O Mito da Beleza

Você já ouviu falar sobre O Mito da Beleza? É uma teoria que foi escrita pela escritora feminista Naomi Wolf em 1991. Ela consiste em provar, por meio da análise de diversos eventos históricos, que a beleza é um mito. No livro – que foi traduzido para o português e pode ser encontrado nas principais livrarias – ela disseca os ideais de beleza em diferentes períodos históricos, e nos mostra como os padrões estéticos são desde sempre a principal ferramenta do patriarcado para controlar as mulheres. O que é importante compreender sobre a teoria toda é que: beleza não é sobre estética, é sobre obediência.

Ainda que os padrões estéticos impostos às mulheres existam desde que o patriarcado passou a ser a ordem social universal, existiu um momento específico em que eles se tornaram algo comercializável. De forma bastante resumida, posso contar para você que esse momento foi o pós segunda guerra, ganhando força exponencial da década de cinquenta em diante.

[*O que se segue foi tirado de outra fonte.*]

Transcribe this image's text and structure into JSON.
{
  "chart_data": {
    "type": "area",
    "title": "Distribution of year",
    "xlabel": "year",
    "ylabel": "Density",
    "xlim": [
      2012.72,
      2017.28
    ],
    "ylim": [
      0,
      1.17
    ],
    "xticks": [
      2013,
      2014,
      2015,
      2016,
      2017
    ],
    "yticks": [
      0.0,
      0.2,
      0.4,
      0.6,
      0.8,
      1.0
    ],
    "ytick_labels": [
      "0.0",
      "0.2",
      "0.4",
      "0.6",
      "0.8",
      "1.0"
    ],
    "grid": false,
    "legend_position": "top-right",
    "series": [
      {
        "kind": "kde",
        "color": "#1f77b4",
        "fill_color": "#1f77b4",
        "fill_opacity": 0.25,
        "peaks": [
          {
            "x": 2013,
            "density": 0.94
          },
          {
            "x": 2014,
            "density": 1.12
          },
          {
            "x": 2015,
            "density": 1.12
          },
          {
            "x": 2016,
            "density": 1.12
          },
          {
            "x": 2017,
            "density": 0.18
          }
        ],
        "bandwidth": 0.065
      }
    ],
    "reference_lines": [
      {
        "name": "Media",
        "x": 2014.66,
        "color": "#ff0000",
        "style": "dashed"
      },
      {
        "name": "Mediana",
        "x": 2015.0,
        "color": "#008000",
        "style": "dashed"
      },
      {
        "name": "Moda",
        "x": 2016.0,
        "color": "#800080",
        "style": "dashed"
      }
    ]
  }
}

Naomi usa como base para essa análise uma outra teoria – sobre a qual falamos no post sobre dependência emocional – que é a Mística Feminina (Betty Friedan, 1962). As duas juntas mostram que os padrões de beleza foram utilizados como manobra do capitalismo para afastar as mulheres dos postos de trabalho que ocuparam interinamente durante a guerra. Existia na época uma expectativa ilusória de que as mulheres voltariam para o lar quando os homens voltassem da guerra, mas isso não aconteceu. A partir disso, sociólogos do consumo entenderam que a única coisa que levaria as mulheres de volta para as funções domésticas seria a romantização do papel social de gênero feminino – sobre o qual falamos no post sobre feminismo. É por isso que as publicidades dos anos 50-60 são provavelmente o registro histórico mais escancarado do machismo moderno.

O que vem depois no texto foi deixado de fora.